Worum geht es eigentlich bei einer Eingewöhnung?

Obwohl Kinder schon mit vielen Kompetenzen zu uns kommen (und oft mehr, als wir zunächst ahnen), sind sie dennoch darauf angewiesen, von Bezugspersonen gut versorgt zu werden: Sie brauchen erwachsene Bezugspersonen, die ihre Signale bezüglich ihrer Bedürfnisse wahrnehmen, richtig interpretieren und dann passend und prompt darauf reagieren und ihnen Schutz und Sicherheit geben. Wird dies erfüllt, ist die Basis für den Aufbau einer sicheren Bindungsbeziehung gegeben. Die Kinder fühlen sich geschützt und gut versorgt, denn das ist, was sie in der Kindheit benötigen.

Der Kreis der Sicherheit

All die Entwicklungen, die sie in den ersten Jahren vollziehen, bilden sich auf Basis dieses Sicherheitsgefühls aus: Das Kind erkundet aus dem Sicherheitsgefühl heraus die Umgebung und Welt und macht Erfahrungen darin. Immer wissend, dass die primäre, Schutz gebende Bezugsperson auf das Kind achtet, ihm hilft, es unterstützt und die Freude an der Selbstwirksamkeit spiegelt. Wenn das Kind dann wieder Nähe braucht, wenn es Gefühle wahrnimmt, die es nicht allein einordnen oder regulieren kann, wenn es ängstlich/verängstigt ist, sich verletzt hat oder Trost und Zuwendung braucht, kommt es wieder zurück zur Bezugsperson, um Nähe und Sicherheit aufzutanken und sich helfen zu lassen. Es weiß, dass die Bezugsperson(en) wie ein sicherer Hafen immer verfügbar sind und sowohl dabei helfen, den Weg zur Eigenständigkeit einzuschlagen, als auch dann da sind, wenn Nähe benötigt wird.

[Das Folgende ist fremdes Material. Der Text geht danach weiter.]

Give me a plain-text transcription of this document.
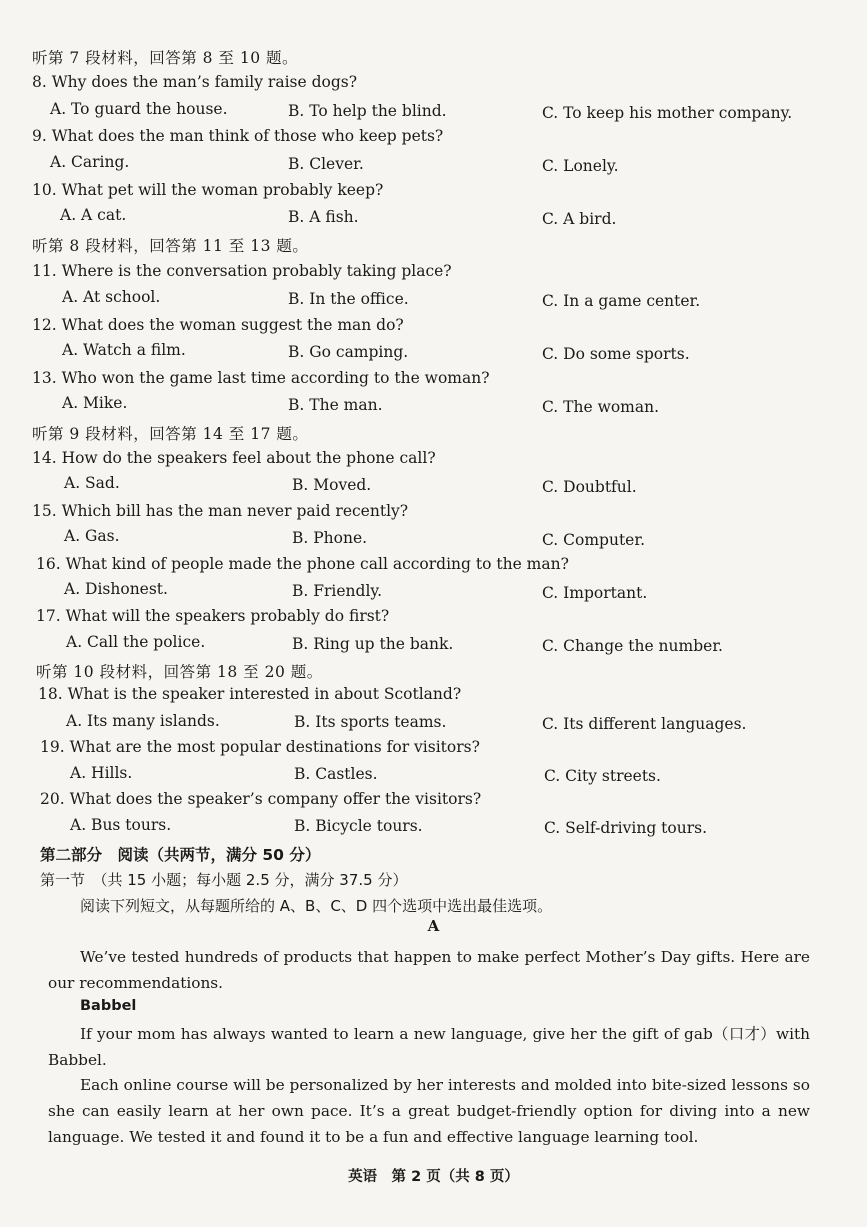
听第 7 段材料，回答第 8 至 10 题。
8. Why does the man’s family raise dogs?
A. To guard the house.	B. To help the blind.	C. To keep his mother company.
9. What does the man think of those who keep pets?
A. Caring.	B. Clever.	C. Lonely.
10. What pet will the woman probably keep?
A. A cat.	B. A fish.	C. A bird.
听第 8 段材料，回答第 11 至 13 题。
11. Where is the conversation probably taking place?
A. At school.	B. In the office.	C. In a game center.
12. What does the woman suggest the man do?
A. Watch a film.	B. Go camping.	C. Do some sports.
13. Who won the game last time according to the woman?
A. Mike.	B. The man.	C. The woman.
听第 9 段材料，回答第 14 至 17 题。
14. How do the speakers feel about the phone call?
A. Sad.	B. Moved.	C. Doubtful.
15. Which bill has the man never paid recently?
A. Gas.	B. Phone.	C. Computer.
16. What kind of people made the phone call according to the man?
A. Dishonest.	B. Friendly.	C. Important.
17. What will the speakers probably do first?
A. Call the police.	B. Ring up the bank.	C. Change the number.
听第 10 段材料，回答第 18 至 20 题。
18. What is the speaker interested in about Scotland?
A. Its many islands.	B. Its sports teams.	C. Its different languages.
19. What are the most popular destinations for visitors?
A. Hills.	B. Castles.	C. City streets.
20. What does the speaker’s company offer the visitors?
A. Bus tours.	B. Bicycle tours.	C. Self-driving tours.
第二部分　阅读（共两节，满分 50 分）
第一节　（共 15 小题；每小题 2.5 分，满分 37.5 分）
阅读下列短文，从每题所给的 A、B、C、D 四个选项中选出最佳选项。
A
We’ve tested hundreds of products that happen to make perfect Mother’s Day gifts. Here are our recommendations.
Babbel
If your mom has always wanted to learn a new language, give her the gift of gab（口才）with Babbel.
Each online course will be personalized by her interests and molded into bite-sized lessons so she can easily learn at her own pace. It’s a great budget-friendly option for diving into a new language. We tested it and found it to be a fun and effective language learning tool.
英语　第 2 页（共 8 页）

Jeden Tag bewegt sich das Kind auf diesem Kreis von Selbständigkeit und Verbundenheit und erkundet, kommt wieder zurück, erkundet wieder… Je nach Alter werden die Erkundungstouren länger oder auch die Distanz größer, aber das Kind befindet sich auf diesem Kreis. Für jedes Lernen und Erkundung ist also das Wissen darum wichtig, dass es Nähe und Fürsorge gibt, ebenso wie es natürlich wichtig ist, bei Angst/Verletzung/Unwohlsein schützende Nähe aufsuchen zu können.

Neue Situation ohne Eltern?

Wenn das Kind nun in einen Kindergarten kommt, ist dort alles neu. Das ist herausfordernd und interessant und bietet die Möglichkeit, viele neue Dinge kennenzulernen und die Welt ein Stück weiter zu begreifen. Die Trennung von den Bezugspersonen, die Sicherheit, Schutz und Regulation versprechen, führt bei Kindern allerdings zu Stress, denn dieser Schutz und die Fürsorge sind für sie schließlich lebensnotwendig. Ohne Bezugspersonen in einer fremden Umgebung hat das Kind Angst. Dieser Stress führt nicht nur dazu, dass das Erkundungsverhalten eingeschränkt wird und das Kind nicht offen ist für neue Erfahrungen, sondern kann sich sogar körperlich niederschlagen, die Entwicklung und Psyche beeinflussen.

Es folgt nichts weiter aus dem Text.